A continuing crisis in the community is how to get young people involved. This event tried top reach out to young people and by and large it was successful. Lots of people there, mainly gay men, and there was a wide distribution of ages.
The shows were sparse in number, a trend in todays cost cutting world. Many featured rap dancers and I saw none of the frocked up drag numbers of the past. Nor was there much flesh on display on stage, something I missed, but there was lots of eye candy to behold just walking around.
The event was deemed a success. I wouldn't argue with that but everything seems sanitized these days. The dinasaur in me longer the sleaze balls of the past which were at least sleazy.
Thursday, January 4, 2007
Born William Young in North Queensland in 1943, he changed his name to William Yang in 1983. His grandparents migrated from China to Northern Australia in the 1880's. He worked as a playwright from 1969 to 1974, and since then as a freelance photographer. His first solo exhibition in 1977, Sydneyphiles, caused a sensation because of its frank depiction of the Sydney gay and party scene.

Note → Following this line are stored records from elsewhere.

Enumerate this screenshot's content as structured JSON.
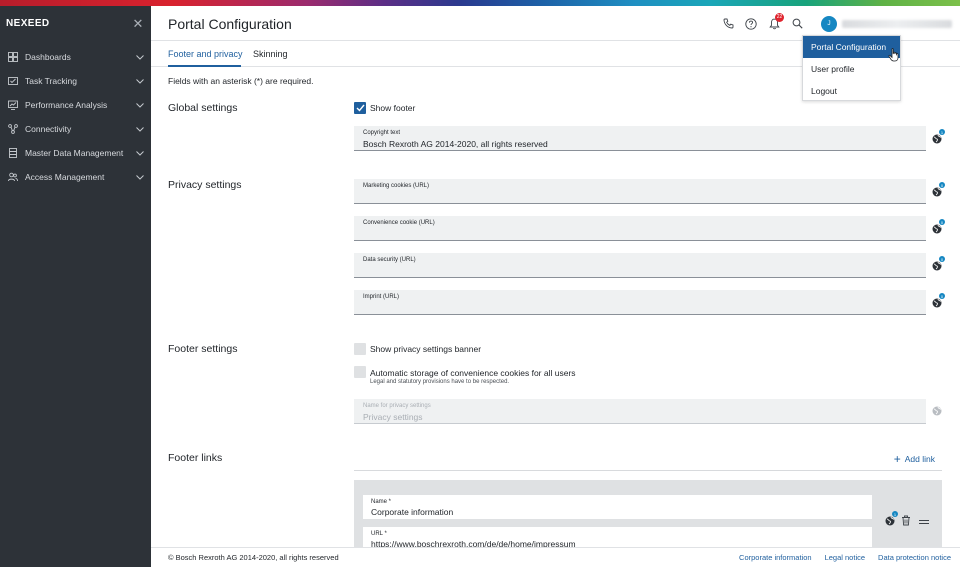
{
  "app": {
    "brand": "NEXEED"
  },
  "sidebar": {
    "items": [
      {
        "label": "Dashboards",
        "icon": "dashboard-icon"
      },
      {
        "label": "Task Tracking",
        "icon": "task-tracking-icon"
      },
      {
        "label": "Performance Analysis",
        "icon": "performance-analysis-icon"
      },
      {
        "label": "Connectivity",
        "icon": "connectivity-icon"
      },
      {
        "label": "Master Data Management",
        "icon": "database-icon"
      },
      {
        "label": "Access Management",
        "icon": "users-icon"
      }
    ]
  },
  "header": {
    "title": "Portal Configuration",
    "notification_count": "22",
    "avatar_initial": "J"
  },
  "tabs": [
    {
      "label": "Footer and privacy",
      "active": true
    },
    {
      "label": "Skinning",
      "active": false
    }
  ],
  "main": {
    "required_note": "Fields with an asterisk (*) are required.",
    "global": {
      "title": "Global settings",
      "show_footer_label": "Show footer",
      "show_footer_checked": true,
      "copyright_label": "Copyright text",
      "copyright_value": "Bosch Rexroth AG 2014-2020, all rights reserved",
      "copyright_badge": "1"
    },
    "privacy": {
      "title": "Privacy settings",
      "fields": [
        {
          "label": "Marketing cookies (URL)",
          "value": "",
          "badge": "0"
        },
        {
          "label": "Convenience cookie (URL)",
          "value": "",
          "badge": "0"
        },
        {
          "label": "Data security (URL)",
          "value": "",
          "badge": "0"
        },
        {
          "label": "Imprint (URL)",
          "value": "",
          "badge": "0"
        }
      ]
    },
    "footer_settings": {
      "title": "Footer settings",
      "show_banner_label": "Show privacy settings banner",
      "show_banner_checked": false,
      "auto_storage_label": "Automatic storage of convenience cookies for all users",
      "auto_storage_sub": "Legal and statutory provisions have to be respected.",
      "auto_storage_checked": false,
      "privacy_name_label": "Name for privacy settings",
      "privacy_name_value": "Privacy settings"
    },
    "footer_links": {
      "title": "Footer links",
      "add_link_label": "Add link",
      "link": {
        "name_label": "Name *",
        "name_value": "Corporate information",
        "url_label": "URL *",
        "url_value": "https://www.boschrexroth.com/de/de/home/impressum",
        "badge": "1"
      }
    }
  },
  "user_menu": {
    "items": [
      {
        "label": "Portal Configuration",
        "active": true
      },
      {
        "label": "User profile",
        "active": false
      },
      {
        "label": "Logout",
        "active": false
      }
    ]
  },
  "footer": {
    "copyright": "© Bosch Rexroth AG 2014-2020, all rights reserved",
    "links": [
      "Corporate information",
      "Legal notice",
      "Data protection notice"
    ]
  },
  "colors": {
    "accent": "#1f5f9e",
    "sidebar_bg": "#2d3238",
    "badge_red": "#e0242e",
    "avatar_blue": "#1687c2"
  }
}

Later these photographs became part of a larger exhibition, Sydney Diary, which was published as a book of the same title in 1984. In the mideighties, William Yang began to explore his Chinese heritage which had hitherto been lost to him by his complete assimilation into the Australian way of life. His photographic themes expanded to include landscapes and the Chinese in Australia. During this period he made visits to China.William Yang integrated his skills as a writer and a visual artist in 1989. He began to perform monologues with slide projection in the theatre. These slide shows were a form of performance theatre and have become his favourite way of showing his work. The third one, Sadness, wove together two themes: the discovery of his Chinese heritage, and the rituals of dying and death in Sydney. The piece has toured successfully nationally and internationally as has all his subsequent pieces. William has done seven full length monologues in all, including Shadows, Blood links, and Objects For Meditation.